MyCode offers exome sequencing (all coding regions of the genome, about 1.5% of the total sequence) to all its customers, and interestingly, a large number of people have signed on. The numbers keep going up, but there are now approaching 200,000 people enrolled. That’s a lot of exomes. And with clinical data accumulated over years for the patients, and those of family for most as well, the program provides a real-world look at what might be possible with numbers this large and various forms of data this integrated, including risks and benefits. 

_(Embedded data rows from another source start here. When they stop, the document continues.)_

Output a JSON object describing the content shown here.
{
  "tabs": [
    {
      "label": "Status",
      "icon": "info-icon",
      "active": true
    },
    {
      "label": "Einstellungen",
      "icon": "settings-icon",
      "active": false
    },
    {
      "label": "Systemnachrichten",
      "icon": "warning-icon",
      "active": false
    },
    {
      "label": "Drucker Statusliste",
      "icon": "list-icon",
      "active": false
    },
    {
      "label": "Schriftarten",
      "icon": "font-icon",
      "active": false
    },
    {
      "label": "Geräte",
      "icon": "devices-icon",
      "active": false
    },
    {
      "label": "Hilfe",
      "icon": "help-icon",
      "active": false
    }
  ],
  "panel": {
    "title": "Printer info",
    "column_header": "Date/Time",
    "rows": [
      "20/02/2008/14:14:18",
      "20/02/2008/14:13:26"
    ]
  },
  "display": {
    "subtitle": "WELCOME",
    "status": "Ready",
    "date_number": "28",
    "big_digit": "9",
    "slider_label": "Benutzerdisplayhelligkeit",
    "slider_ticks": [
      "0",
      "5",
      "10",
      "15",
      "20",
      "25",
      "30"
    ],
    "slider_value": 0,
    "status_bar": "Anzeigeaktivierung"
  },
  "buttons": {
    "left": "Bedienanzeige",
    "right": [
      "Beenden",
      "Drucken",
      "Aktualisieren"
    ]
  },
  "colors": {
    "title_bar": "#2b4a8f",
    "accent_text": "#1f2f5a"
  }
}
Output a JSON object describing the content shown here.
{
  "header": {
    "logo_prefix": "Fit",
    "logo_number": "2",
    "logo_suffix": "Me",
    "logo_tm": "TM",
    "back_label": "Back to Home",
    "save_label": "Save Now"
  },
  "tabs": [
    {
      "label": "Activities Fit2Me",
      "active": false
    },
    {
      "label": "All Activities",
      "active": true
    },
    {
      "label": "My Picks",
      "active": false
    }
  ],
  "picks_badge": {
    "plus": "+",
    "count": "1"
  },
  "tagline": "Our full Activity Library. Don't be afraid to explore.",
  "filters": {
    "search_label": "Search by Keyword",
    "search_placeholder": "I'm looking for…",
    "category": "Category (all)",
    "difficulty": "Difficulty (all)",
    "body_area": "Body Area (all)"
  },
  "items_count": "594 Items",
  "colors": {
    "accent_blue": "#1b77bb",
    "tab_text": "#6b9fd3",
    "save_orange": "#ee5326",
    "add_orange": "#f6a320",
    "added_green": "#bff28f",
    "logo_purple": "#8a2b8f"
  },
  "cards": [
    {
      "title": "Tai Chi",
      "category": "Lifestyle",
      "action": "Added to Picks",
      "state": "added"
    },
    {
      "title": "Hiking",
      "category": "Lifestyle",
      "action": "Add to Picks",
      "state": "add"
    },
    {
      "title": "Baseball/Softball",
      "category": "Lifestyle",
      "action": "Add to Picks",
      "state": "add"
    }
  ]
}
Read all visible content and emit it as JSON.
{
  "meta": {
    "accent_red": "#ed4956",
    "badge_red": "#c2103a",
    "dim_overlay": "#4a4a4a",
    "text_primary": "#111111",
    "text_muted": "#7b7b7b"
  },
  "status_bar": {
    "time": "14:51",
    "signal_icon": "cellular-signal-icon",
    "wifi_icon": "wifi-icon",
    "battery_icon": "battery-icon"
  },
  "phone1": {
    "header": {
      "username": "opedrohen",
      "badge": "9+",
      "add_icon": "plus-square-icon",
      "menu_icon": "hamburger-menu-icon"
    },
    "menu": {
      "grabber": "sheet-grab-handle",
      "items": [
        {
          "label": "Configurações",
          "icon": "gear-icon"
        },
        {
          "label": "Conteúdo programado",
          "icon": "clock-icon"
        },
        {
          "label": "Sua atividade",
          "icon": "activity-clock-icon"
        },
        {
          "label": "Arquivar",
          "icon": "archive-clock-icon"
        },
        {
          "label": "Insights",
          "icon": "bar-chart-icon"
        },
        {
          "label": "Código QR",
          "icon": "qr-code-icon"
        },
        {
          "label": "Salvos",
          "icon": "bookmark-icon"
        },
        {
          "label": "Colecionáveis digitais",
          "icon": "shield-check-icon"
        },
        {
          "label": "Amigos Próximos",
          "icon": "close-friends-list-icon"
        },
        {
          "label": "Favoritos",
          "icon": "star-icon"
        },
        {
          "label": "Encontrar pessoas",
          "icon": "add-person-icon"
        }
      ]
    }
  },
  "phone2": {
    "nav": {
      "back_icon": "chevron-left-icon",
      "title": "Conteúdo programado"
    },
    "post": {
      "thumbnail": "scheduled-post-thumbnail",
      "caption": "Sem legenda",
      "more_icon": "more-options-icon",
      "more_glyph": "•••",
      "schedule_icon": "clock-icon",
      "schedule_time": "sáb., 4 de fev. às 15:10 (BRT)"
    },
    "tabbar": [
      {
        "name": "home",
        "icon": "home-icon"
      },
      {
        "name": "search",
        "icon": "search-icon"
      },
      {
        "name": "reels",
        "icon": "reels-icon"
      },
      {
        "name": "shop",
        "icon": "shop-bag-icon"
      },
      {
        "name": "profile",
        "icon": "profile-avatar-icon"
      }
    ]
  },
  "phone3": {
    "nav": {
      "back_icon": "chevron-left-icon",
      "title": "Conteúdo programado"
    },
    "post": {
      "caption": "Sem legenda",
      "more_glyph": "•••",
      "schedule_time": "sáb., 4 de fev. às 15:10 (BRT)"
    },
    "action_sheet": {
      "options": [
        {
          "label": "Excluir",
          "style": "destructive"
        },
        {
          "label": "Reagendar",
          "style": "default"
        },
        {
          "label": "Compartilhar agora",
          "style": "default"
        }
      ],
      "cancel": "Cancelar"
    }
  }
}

The preliminary results are highly intriguing. Analysis of the first 50,000+ exomes sequenced indicate that roughly 3.5% of the participants may harbor a disease-causing genetic variant about which they were unaware, even though the list of such variants is deliberately small, due to the uncertainty associated with most variants. There have been several specific examples of cancer caught early, familial hypercholesterolemia identified and managed, and so on. Even if nothing manifests, monitoring protocols are put in place. And the return of results is managed with medical care and genetic counseling support to help each patient understand the ramifications of the data.

The Geisinger model is limited, but it provides an intriguing indication of what precision medicine may become if carefully coordinated and implemented on a large scale. The take-home lessons may change as more data are compiled, of course, but as of now, even with all the imprecision still surrounding precision medicine, the message is that there may be more benefits to wide-spread sequencing of healthy people than originally anticipated.